Revkin informs me that there are two camps of climate scientists, and one of them believes the tipping point meme has wrongly become the centerpiece of activists’ calls for reduced emissions, when in fact we have little idea whether, when and in what ways we would tip. This group – the “others,” as opposed to the “some” – “worry that the use of the term ‘tipping point’ can be misleading and could backfire, fueling criticism of alarmism and threatening public support for reducing greenhouse gas emissions.”

Both camps agree climate change is a serious potential threat. One camp is just worried about giving the forces of climate inaction more fodder for making scientists and activists sound like a cult that keeps pushing back the date the world will end – no, for real this time.

I’m actually not in a position to judge whether activists have overused the idea. I definitely picked up some fear of a big jump in sea levels from An Inconvenient Truth – on which see Prometheus science policy blog – and from reading Elizabeth Kolbert’s Field Notes from a Catastrophe. Here are five tipping points from Nat Geo. I don’t know where they fall in Revkin’s rubric. (Side note for wonks: Where’s Roger Pielke, Jr., on all this?)

I am certainly aware of the phenomenon of finding a trick rhetorical pony and riding it into the ground. As a journalist trying to meet daily deadlines, it’s soooo much easier to rely on boilerplate than to pick through the subtleties of an issue and try to convey the bottom line precisely and accurately. 

Revkin says we’re now back to the old way of thinking about climate harms, which is that, given the complexities of the system, emissions business as usual amounts to a “smooth curve” of risk – no big jumps we can be sure of. Anticipating my friend Patrick’s objections that we don’t have “credible scenarios” for climate change harms, be they gradual or sudden, I’m not in a position to provide lots of specific links.

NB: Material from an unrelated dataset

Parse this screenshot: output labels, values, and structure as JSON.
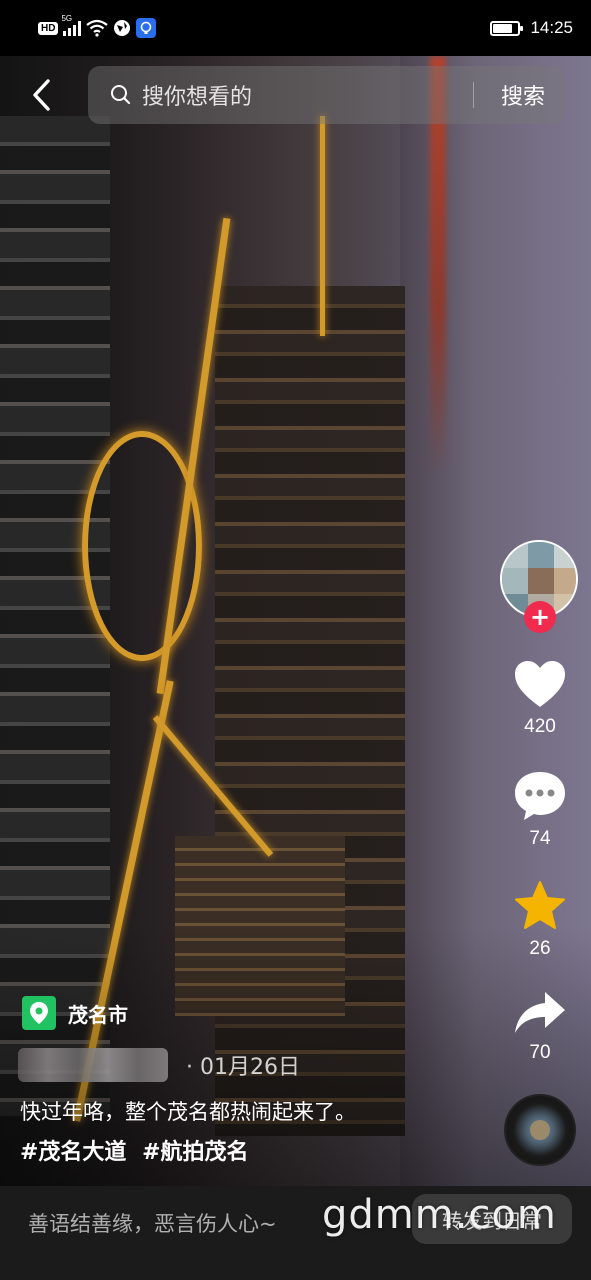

I will say that if we have climate modeling that is deemed credible by the relevant community of experts and in which the range of possible outcomes includes those that would be hard for a lot of the world to adapt to, then to say we have to wait for perfect knowledge before we take action reminds me of the Simpsons episode where Homer lets Groundskeeper Willie take the rap for a grift he and Bart committed. Instead of fessing up, Homer lets Wille go berserk on the stand, while he keeps repeating “let’s see how this plays out” as Willie gets himself into more and more trouble on the witness stand.

Big boo yahs on working the Simpsons in to this post. +10 points for Gryffindor.

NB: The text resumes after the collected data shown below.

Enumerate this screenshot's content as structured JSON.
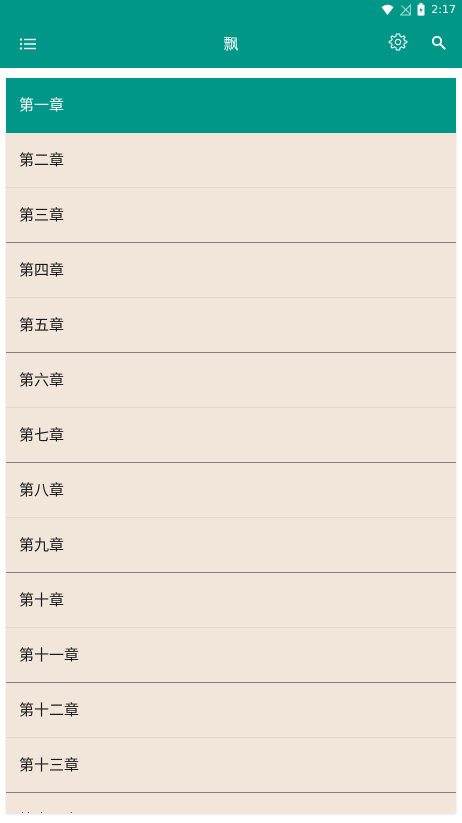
{
  "status_bar": {
    "time": "2:17",
    "icons": [
      "wifi-icon",
      "no-signal-icon",
      "battery-icon"
    ]
  },
  "app_bar": {
    "title": "飘",
    "icons": [
      "menu-icon",
      "settings-icon",
      "search-icon"
    ]
  },
  "chapters": [
    {
      "label": "第一章",
      "active": true
    },
    {
      "label": "第二章"
    },
    {
      "label": "第三章"
    },
    {
      "label": "第四章"
    },
    {
      "label": "第五章"
    },
    {
      "label": "第六章"
    },
    {
      "label": "第七章"
    },
    {
      "label": "第八章"
    },
    {
      "label": "第九章"
    },
    {
      "label": "第十章"
    },
    {
      "label": "第十一章"
    },
    {
      "label": "第十二章"
    },
    {
      "label": "第十三章"
    },
    {
      "label": "第十四章"
    }
  ],
  "colors": {
    "primary": "#009688",
    "list_background": "#f2e6da",
    "active_text": "#ffffff"
  }
}
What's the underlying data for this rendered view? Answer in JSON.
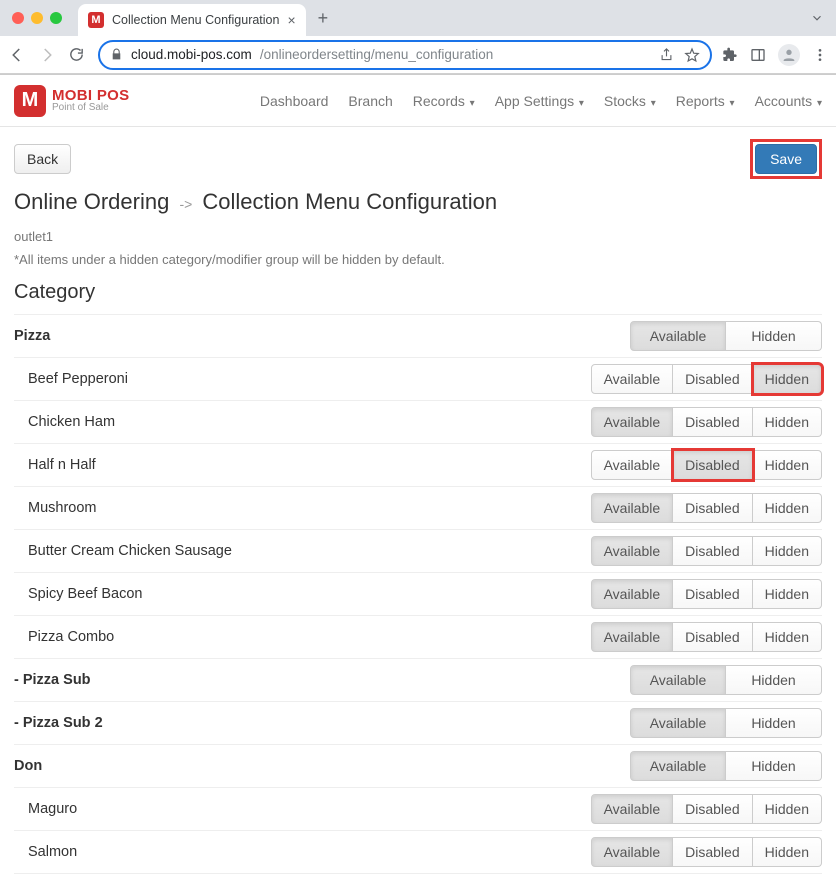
{
  "browser": {
    "tab_title": "Collection Menu Configuration",
    "url_host": "cloud.mobi-pos.com",
    "url_path": "/onlineordersetting/menu_configuration"
  },
  "logo": {
    "mark": "M",
    "title": "MOBI POS",
    "subtitle": "Point of Sale"
  },
  "nav": {
    "items": [
      {
        "label": "Dashboard",
        "dropdown": false
      },
      {
        "label": "Branch",
        "dropdown": false
      },
      {
        "label": "Records",
        "dropdown": true
      },
      {
        "label": "App Settings",
        "dropdown": true
      },
      {
        "label": "Stocks",
        "dropdown": true
      },
      {
        "label": "Reports",
        "dropdown": true
      },
      {
        "label": "Accounts",
        "dropdown": true
      }
    ]
  },
  "actions": {
    "back": "Back",
    "save": "Save"
  },
  "breadcrumb": {
    "parent": "Online Ordering",
    "sep": "->",
    "current": "Collection Menu Configuration"
  },
  "outlet": "outlet1",
  "note": "*All items under a hidden category/modifier group will be hidden by default.",
  "section_heading": "Category",
  "btn_labels": {
    "available": "Available",
    "disabled": "Disabled",
    "hidden": "Hidden"
  },
  "rows": [
    {
      "type": "cat",
      "label": "Pizza",
      "buttons": 2,
      "active": "available"
    },
    {
      "type": "item",
      "label": "Beef Pepperoni",
      "buttons": 3,
      "active": "hidden",
      "highlight": "hidden"
    },
    {
      "type": "item",
      "label": "Chicken Ham",
      "buttons": 3,
      "active": "available"
    },
    {
      "type": "item",
      "label": "Half n Half",
      "buttons": 3,
      "active": "disabled",
      "highlight": "disabled"
    },
    {
      "type": "item",
      "label": "Mushroom",
      "buttons": 3,
      "active": "available"
    },
    {
      "type": "item",
      "label": "Butter Cream Chicken Sausage",
      "buttons": 3,
      "active": "available"
    },
    {
      "type": "item",
      "label": "Spicy Beef Bacon",
      "buttons": 3,
      "active": "available"
    },
    {
      "type": "item",
      "label": "Pizza Combo",
      "buttons": 3,
      "active": "available"
    },
    {
      "type": "cat",
      "label": "- Pizza Sub",
      "buttons": 2,
      "active": "available"
    },
    {
      "type": "cat",
      "label": "- Pizza Sub 2",
      "buttons": 2,
      "active": "available"
    },
    {
      "type": "cat",
      "label": "Don",
      "buttons": 2,
      "active": "available"
    },
    {
      "type": "item",
      "label": "Maguro",
      "buttons": 3,
      "active": "available"
    },
    {
      "type": "item",
      "label": "Salmon",
      "buttons": 3,
      "active": "available"
    }
  ]
}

One Response to “How Malcolm Gladwell ruined climate discourse”

  1. “I am certainly aware of the phenomenon of finding a trick rhetorical pony and riding it into the ground.” Ha.

    I agree with Revkin. Saying “such and such a big impact is impending / will happen by this date” is what got Paul Ehrlich in trouble. Now everyone thinks he was a fool — but what if his predictions of a malthusian die-off prove to be correct, only they happen 50 years after he originally predicted?

    Then everyone — the advocates, the doubters, Ehrlich himself — will have been a fool.